INTRODUCTION
- Hydroponic is a soil-less method of growing plants where their roots are suspended in water, offering substantial water conservation benefits which minimises the water usage as compared to soil-based cultivation. However, the usage of water to grow a hydroponic plant still requires a significant amount of water.
- We proposed a solution aimed at reducing the reliance on external water source which makes the system more environmental-friendly. HydroSustain is an innovative watering system that combines hydroponic plants with de-humidification technology to promote sustainable plant growth.
RELATED WORK
- The HydroSustain system draws inspiration from the Not Natural exhibition and builds upon multiple research studies that have concentrated on sustainable practices in hydroponic plant cultivation, and their demands in meticulous care and specialised treatment of plants.
- Our study has explored methods for improving the current hydroponic cultivation by incorporating the reuse of condensed water from dehumidifier, and by integrating various sensors into the system, users can monitor and track the growth of the plants. This real-time monitoring capability enables users to make informed decisions and adjustments, ultimately facilitating the maintenance of an optimal balance of nutrients.
DESIGN IMPLEMENTATION
- Throughout the design iteration, we have improvised the prototype based on our sketches in the brainstorming stage. To refine our idea, we have illustrated our idea through sketches.

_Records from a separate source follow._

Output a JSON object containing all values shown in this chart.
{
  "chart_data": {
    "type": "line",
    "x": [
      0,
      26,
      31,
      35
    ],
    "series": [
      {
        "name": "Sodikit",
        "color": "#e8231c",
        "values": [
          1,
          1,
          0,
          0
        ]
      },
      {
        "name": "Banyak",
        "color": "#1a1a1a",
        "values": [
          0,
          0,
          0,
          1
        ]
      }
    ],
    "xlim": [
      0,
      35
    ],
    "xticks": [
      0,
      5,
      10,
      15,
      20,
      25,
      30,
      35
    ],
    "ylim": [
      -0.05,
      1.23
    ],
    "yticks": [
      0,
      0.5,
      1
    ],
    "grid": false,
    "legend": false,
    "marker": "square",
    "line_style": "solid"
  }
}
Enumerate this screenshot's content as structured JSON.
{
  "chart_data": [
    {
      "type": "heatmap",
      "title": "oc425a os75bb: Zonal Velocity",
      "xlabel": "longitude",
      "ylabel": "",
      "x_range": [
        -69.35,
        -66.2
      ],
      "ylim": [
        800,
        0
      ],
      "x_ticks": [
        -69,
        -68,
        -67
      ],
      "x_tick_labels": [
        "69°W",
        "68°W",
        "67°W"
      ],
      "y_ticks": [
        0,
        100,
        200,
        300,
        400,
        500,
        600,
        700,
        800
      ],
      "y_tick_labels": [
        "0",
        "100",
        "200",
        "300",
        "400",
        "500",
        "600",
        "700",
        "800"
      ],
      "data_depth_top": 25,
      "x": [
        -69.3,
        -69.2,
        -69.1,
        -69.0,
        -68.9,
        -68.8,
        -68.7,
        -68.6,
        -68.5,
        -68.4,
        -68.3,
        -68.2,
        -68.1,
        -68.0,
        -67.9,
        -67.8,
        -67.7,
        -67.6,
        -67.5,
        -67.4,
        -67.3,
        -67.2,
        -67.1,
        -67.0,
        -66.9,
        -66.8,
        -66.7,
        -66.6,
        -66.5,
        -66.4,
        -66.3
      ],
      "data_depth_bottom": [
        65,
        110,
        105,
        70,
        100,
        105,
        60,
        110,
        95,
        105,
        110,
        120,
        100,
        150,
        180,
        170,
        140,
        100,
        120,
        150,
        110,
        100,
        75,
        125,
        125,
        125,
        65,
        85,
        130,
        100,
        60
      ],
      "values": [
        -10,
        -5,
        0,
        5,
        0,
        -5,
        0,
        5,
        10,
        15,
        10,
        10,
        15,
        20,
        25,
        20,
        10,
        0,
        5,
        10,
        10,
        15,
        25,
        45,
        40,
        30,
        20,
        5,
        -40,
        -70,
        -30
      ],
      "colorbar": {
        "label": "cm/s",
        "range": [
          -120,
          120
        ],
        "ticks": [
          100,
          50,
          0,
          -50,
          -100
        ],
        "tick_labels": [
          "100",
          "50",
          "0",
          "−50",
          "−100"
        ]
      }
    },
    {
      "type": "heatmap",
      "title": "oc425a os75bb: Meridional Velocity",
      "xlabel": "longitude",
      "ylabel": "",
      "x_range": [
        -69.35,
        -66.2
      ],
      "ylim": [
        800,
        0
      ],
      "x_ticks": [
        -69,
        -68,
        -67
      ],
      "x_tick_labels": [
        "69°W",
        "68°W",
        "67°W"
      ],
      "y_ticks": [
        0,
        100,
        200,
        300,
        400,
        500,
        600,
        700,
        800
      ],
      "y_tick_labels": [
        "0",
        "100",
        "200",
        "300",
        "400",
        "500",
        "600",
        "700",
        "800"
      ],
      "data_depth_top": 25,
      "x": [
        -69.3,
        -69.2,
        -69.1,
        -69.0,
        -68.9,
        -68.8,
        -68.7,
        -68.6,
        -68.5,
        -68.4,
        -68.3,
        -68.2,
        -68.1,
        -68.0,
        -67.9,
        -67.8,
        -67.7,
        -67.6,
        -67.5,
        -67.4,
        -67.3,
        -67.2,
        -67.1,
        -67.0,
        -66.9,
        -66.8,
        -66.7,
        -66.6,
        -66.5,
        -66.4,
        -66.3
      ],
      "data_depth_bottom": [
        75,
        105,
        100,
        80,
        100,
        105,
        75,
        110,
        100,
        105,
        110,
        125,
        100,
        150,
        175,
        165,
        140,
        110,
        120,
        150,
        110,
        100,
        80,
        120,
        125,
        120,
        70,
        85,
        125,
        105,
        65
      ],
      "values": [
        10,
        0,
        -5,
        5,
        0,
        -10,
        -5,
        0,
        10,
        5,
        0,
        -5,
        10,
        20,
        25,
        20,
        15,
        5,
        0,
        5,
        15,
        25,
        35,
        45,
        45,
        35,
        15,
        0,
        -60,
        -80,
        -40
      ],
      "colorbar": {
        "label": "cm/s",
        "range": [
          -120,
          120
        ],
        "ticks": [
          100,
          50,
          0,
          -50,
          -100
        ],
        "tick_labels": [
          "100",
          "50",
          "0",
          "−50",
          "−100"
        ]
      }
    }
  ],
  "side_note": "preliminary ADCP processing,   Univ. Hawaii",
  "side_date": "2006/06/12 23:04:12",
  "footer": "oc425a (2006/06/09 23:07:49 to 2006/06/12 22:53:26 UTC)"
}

- There are three main components in this system, each of them operates independently to collectively fulfil the intended goal: (1) Peltier thermo-electric cooler assembly, (2) Arduino circuit, and (3) laser cut case.
- The underlying principle of the system is using the Peltier effect to cool one side and condense water vapour from the air into liquid water. The Arduino circuit serves as the brain of the system, executing a sketch to automate and control various functions. An interactive touchscreen allows users to initiate actions like water delivery, while displaying real-time measurements of the environmental parameters, enabling users to monitor the growing conditions.
- We conducted two system evaluations: (1) technical evaluation, and (2) user evaluation to test various components in the system to ensure the functionalities work as expected, and its usability focused on the research question–"How well does our plant watering system perform compared to the manual process of watering?" respectively.
DISCUSSION
- This system was initiated to address various challenges associated with watering hydroponic plants, such as monitoring water level, keeping track of the environment conditions and minimising water wastage. It accomplished its purpose of using water collected from dehumidifiers for irrigation. The final prototype received many positive feedback from our users, particularly those who grow plants. The evaluation survey results indicated that our watering system enhanced the overall experiences of watering plants compared to manual methods.
- Some limitations include the air quality significant influence on the quality of the condensed water. This concern is particularly critical for irrigation systems or plant watering systems using recycled water. Additionally, the dehumidifier required an additional power supply to match the 12V requirement of the Peltier module, which resulted in excessive energy consumption. There is rapid growth in using renewable energy sources for electricity generation. Lastly, our user feedback from evaluation pinpointed on the importance draining water which was not addressed in our prototype. This overlooked problem can further be improved by incorporating a drainage port, to allow easy cleaning when needed.